Начальник Санитарного управления дал ему свой личный ЗИС-110, и подполковник прибыл в Центральную больницу, расположенную в пятистах километрах от местного «столичного» города.
О приезде подполковника любезный начальник Санитарного отдела предупредил не только больницу. Прежний начальник уезжал в отпуск «на материк» и еще не освободил жилья. Рядом с больницей в трехстах метрах от шоссе был так называемый Дом дирекции – одна из дорожных гостиниц для самого высокого начальства – для генеральских чинов.
Там Рюриков провел ночь, с удивлением разглядывал вышитые бархатные шторы, ковры, резные вещи из кости, расставленные массивные резные шкафы для одежды ручной работы.
Вещей Рюриков не развязывал, утром напился чаю и пошел в больницу.
Здание больницы было построено незадолго до войны для военной части. Однако большое, трехэтажное здание в форме буквы «Т» среди голых скал представляло слишком удобный ориентир для неприятельских самолетов (техника далеко ушла вперед, пока решался вопрос о постройке и двигалась сама постройка) – и здание оказалось ненужным хозяину и было передано медицине.
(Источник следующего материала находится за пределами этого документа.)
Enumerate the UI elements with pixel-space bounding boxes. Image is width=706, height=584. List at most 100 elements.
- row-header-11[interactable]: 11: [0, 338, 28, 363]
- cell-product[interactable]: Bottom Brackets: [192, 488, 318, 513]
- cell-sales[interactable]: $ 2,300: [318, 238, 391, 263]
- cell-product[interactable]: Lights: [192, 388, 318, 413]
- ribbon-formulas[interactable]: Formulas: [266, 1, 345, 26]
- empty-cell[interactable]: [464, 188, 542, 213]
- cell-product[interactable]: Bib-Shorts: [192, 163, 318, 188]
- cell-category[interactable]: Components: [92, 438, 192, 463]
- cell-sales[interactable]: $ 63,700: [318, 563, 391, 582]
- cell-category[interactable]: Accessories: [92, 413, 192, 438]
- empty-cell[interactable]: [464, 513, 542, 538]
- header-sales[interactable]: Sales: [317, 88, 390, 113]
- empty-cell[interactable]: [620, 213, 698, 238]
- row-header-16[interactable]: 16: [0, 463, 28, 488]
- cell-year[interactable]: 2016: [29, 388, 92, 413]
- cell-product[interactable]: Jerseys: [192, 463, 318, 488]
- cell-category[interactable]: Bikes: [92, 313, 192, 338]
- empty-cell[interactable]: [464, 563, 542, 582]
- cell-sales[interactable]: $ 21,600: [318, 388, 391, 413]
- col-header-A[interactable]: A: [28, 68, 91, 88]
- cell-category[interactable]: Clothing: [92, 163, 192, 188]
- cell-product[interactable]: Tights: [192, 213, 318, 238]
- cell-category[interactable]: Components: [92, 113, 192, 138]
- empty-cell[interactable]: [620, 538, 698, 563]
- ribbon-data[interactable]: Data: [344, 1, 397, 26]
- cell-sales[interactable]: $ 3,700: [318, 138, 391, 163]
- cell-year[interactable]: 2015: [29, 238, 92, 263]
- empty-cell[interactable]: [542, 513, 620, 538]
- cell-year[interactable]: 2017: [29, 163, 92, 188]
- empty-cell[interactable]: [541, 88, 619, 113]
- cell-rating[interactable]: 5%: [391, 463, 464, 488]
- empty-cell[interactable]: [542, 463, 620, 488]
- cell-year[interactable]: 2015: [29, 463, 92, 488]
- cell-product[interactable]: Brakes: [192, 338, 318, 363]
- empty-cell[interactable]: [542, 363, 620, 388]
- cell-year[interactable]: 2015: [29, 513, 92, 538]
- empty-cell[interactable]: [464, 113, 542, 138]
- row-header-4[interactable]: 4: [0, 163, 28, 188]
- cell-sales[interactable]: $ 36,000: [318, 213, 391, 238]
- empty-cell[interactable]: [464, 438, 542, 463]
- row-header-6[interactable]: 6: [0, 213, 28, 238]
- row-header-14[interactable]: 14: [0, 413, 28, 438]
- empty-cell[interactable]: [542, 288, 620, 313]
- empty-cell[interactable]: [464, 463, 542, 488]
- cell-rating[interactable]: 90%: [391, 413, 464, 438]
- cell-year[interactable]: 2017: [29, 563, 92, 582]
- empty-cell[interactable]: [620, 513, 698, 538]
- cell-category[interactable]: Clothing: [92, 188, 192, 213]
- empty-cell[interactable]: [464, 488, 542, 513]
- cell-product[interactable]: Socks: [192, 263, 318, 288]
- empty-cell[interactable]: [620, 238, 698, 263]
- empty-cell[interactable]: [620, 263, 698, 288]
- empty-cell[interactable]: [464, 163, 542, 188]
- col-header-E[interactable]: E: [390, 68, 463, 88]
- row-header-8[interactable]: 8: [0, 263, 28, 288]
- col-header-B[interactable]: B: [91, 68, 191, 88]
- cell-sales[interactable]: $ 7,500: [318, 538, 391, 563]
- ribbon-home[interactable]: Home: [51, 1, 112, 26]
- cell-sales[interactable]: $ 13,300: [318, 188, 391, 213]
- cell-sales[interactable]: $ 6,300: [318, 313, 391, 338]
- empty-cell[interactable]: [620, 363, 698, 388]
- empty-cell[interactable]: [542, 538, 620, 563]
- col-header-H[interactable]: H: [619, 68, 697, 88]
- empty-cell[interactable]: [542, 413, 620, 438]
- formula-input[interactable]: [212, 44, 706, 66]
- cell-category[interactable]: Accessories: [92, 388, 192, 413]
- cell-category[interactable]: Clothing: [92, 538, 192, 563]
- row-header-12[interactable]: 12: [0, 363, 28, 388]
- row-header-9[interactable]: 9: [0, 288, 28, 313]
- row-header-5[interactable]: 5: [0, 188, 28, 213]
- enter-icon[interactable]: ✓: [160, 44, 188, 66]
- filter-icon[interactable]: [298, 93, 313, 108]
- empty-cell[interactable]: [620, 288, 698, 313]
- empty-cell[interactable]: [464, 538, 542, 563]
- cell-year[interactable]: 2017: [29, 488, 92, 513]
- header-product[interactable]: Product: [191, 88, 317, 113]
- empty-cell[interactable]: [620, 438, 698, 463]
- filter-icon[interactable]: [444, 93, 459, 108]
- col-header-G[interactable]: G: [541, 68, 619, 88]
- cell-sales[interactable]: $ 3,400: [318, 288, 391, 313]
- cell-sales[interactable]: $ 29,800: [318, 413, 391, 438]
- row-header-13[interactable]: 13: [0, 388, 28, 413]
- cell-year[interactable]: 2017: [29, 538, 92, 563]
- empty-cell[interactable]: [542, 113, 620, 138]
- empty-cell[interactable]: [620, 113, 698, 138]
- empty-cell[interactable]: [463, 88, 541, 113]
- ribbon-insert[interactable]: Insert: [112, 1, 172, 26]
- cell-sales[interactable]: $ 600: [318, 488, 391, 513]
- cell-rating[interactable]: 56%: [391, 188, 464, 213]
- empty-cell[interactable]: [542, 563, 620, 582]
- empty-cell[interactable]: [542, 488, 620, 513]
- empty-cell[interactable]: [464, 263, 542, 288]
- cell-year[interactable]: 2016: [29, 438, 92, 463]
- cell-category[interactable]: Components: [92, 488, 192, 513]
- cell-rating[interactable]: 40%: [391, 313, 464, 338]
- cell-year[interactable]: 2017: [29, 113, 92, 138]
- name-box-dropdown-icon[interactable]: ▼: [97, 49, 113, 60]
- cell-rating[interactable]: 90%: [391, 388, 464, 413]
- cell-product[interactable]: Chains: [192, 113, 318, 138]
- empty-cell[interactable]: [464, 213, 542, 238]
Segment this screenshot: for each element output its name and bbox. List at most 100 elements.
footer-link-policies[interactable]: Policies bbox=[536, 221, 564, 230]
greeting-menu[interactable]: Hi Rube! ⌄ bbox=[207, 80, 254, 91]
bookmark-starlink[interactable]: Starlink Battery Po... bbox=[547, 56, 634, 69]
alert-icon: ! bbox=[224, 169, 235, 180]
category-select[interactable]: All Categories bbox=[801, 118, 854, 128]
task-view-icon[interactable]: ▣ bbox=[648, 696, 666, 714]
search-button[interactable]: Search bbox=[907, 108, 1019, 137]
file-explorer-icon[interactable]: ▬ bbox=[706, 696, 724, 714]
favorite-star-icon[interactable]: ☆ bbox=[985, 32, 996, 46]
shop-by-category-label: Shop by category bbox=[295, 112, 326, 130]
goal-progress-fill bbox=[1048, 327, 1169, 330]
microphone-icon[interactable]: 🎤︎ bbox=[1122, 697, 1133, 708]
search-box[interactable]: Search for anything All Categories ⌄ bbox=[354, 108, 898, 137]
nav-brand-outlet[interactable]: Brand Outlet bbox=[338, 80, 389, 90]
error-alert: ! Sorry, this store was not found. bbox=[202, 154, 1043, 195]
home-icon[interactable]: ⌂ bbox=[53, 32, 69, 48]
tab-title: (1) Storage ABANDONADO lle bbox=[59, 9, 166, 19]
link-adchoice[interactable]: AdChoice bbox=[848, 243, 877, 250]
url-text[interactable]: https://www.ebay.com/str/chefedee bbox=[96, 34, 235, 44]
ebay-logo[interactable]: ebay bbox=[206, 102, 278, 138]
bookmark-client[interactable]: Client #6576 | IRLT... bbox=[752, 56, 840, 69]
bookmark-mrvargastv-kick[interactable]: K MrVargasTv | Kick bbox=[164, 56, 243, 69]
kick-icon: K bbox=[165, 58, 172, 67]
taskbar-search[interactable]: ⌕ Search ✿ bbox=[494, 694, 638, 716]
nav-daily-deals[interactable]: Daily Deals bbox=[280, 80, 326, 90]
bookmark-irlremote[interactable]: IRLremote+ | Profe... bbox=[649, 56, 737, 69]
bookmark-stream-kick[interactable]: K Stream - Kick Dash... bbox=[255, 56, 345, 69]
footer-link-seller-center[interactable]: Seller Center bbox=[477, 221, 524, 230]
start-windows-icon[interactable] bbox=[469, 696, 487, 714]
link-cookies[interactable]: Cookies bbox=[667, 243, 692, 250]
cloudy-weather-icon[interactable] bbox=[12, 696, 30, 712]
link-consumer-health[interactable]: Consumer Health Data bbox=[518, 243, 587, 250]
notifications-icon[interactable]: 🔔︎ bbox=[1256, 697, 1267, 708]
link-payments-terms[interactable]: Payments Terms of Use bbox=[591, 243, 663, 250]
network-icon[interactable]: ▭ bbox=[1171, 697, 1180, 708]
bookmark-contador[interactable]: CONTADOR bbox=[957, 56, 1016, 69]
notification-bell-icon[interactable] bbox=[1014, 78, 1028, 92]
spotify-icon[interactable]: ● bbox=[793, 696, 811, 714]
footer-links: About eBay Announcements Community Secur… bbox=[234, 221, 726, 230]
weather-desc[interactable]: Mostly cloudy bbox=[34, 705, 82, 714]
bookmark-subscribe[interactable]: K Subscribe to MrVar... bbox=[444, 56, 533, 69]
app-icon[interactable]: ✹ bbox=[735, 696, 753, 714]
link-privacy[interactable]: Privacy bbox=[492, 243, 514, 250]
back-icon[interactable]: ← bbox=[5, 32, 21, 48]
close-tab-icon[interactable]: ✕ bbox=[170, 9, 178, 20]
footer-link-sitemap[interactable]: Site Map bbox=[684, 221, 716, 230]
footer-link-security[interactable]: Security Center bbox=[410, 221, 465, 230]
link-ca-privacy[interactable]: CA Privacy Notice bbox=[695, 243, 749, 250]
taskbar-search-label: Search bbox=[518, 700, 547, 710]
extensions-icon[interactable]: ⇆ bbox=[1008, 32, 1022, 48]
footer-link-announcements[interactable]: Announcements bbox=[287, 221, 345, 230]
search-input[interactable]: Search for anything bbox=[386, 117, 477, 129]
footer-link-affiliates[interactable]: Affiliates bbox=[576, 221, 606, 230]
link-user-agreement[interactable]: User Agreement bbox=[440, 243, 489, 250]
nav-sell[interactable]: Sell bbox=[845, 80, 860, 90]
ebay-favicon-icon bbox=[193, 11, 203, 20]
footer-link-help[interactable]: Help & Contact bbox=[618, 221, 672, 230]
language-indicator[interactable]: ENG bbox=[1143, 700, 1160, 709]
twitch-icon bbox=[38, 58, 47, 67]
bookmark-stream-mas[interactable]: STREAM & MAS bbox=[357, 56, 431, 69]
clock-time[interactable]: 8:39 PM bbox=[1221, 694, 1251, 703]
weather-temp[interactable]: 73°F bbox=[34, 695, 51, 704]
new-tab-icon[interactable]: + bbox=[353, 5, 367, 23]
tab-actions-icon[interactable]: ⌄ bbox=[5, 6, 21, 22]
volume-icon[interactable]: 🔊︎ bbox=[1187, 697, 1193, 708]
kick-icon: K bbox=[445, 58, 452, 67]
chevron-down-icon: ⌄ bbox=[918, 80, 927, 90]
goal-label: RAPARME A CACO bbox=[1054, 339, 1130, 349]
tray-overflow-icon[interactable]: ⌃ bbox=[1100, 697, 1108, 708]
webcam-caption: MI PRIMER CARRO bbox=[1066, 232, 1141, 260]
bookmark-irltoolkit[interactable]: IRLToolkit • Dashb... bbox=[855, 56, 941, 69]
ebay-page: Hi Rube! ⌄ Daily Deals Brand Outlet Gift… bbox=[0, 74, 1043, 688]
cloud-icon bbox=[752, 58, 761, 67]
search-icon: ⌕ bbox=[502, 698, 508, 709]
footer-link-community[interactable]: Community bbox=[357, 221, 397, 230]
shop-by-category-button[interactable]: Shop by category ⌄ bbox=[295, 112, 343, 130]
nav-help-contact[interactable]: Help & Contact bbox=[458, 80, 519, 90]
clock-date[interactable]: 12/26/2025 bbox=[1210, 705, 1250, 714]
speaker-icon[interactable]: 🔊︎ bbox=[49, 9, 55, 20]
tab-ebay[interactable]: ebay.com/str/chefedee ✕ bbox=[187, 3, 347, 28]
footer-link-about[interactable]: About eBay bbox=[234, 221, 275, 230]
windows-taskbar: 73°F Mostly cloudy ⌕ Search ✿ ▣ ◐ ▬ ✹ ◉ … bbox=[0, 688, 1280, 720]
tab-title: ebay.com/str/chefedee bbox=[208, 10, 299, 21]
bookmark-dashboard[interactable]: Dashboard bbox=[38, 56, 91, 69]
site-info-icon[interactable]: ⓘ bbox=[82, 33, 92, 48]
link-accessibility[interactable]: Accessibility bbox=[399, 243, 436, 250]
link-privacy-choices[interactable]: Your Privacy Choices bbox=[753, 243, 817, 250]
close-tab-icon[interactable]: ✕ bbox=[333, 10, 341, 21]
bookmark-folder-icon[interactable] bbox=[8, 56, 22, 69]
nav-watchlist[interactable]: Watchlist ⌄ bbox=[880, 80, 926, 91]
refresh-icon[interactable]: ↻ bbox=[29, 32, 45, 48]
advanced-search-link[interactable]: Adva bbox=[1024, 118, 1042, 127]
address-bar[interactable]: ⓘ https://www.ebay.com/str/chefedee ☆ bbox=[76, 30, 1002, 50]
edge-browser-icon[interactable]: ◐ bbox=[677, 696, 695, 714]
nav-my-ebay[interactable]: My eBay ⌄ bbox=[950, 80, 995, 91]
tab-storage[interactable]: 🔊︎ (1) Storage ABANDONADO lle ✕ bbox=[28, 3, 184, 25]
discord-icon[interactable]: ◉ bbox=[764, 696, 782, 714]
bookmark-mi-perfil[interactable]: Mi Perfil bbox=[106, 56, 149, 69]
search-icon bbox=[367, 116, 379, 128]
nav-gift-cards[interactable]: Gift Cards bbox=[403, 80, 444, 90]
За короткое время, пока уезжал полк и здание оставалось без призора, – были разрушены канализация и водопровод, и угольная электростанция с двумя котлами пришла в полную негодность. Уголь не привозили, дрова сожгли, какие можно было сжечь, и для последней армейской вечеринки сожгли на электростанции все кресла из зрительного зала.
Санитарное управление все это понемногу восстановило – бесплатным трудом заключенных-больных, и сейчас больница производила внушительный вид.
Подполковник пришел в свой кабинет и был поражен его размерами. Еще никогда в Москве ему не приходилось иметь личные кабинеты такой вместимости. Это был не кабинет, а зал для совещаний, человек на сто, по московским масштабам.
Стены соседних комнат были сломаны, комнаты соединены, окна затянуты полотняными шторами с чудесной вышивкой, и красное осеннее солнце бродило по золотым рамам картин, по кожаной обивке кустарной работы диванов, двигалось по полированной поверхности письменного стола необычайных размеров.
Все это понравилось подполковнику. Ему не терпелось назначить часы приема, но немедленно этого сделать было нельзя и удалось только через два дня. Прежний начальник тоже не хотел терять времени с отъездом – билет на самолет был давно заказан, еще раньше, чем подполковник Рюриков выехал из столицы.
Эти два дня он приглядывался к людям, к больнице. В больнице было большое терапевтическое отделение, заведовал им врач Иванов, бывший военврач и бывший заключенный. Нервно-психиатрическим отделением заведовал Пётр Иванович Ползунов, тоже бывший заключенный, хоть и кандидат наук. Это была категория лиц, внушающая особое подозрение, и об этом Рюрикова предупреждали еще в Москве. Это были люди, с одной стороны, прошедшие лагерную школу, несомненно, враги, а с другой стороны – имевшие право на общество вольнонаемных «договорников». «Ведь не кончается же их ненависть к государству и родине в тот день, как они получают документ об освобождении, – думал подполковник. – И все же ведь они имеют другое право, другое положение, вынуждающее меня им верить». Оба заведующих-заключенных не понравились подполковнику – он не знал, как себя держать с ними. Зато заведующий хирургическим отделением полковой хирург Громов понравился Рюрикову чрезвычайно – он был вольнонаемным, хоть и беспартийным, воевал, здесь, в отделении, все ходили по струнке у него – чего же лучше.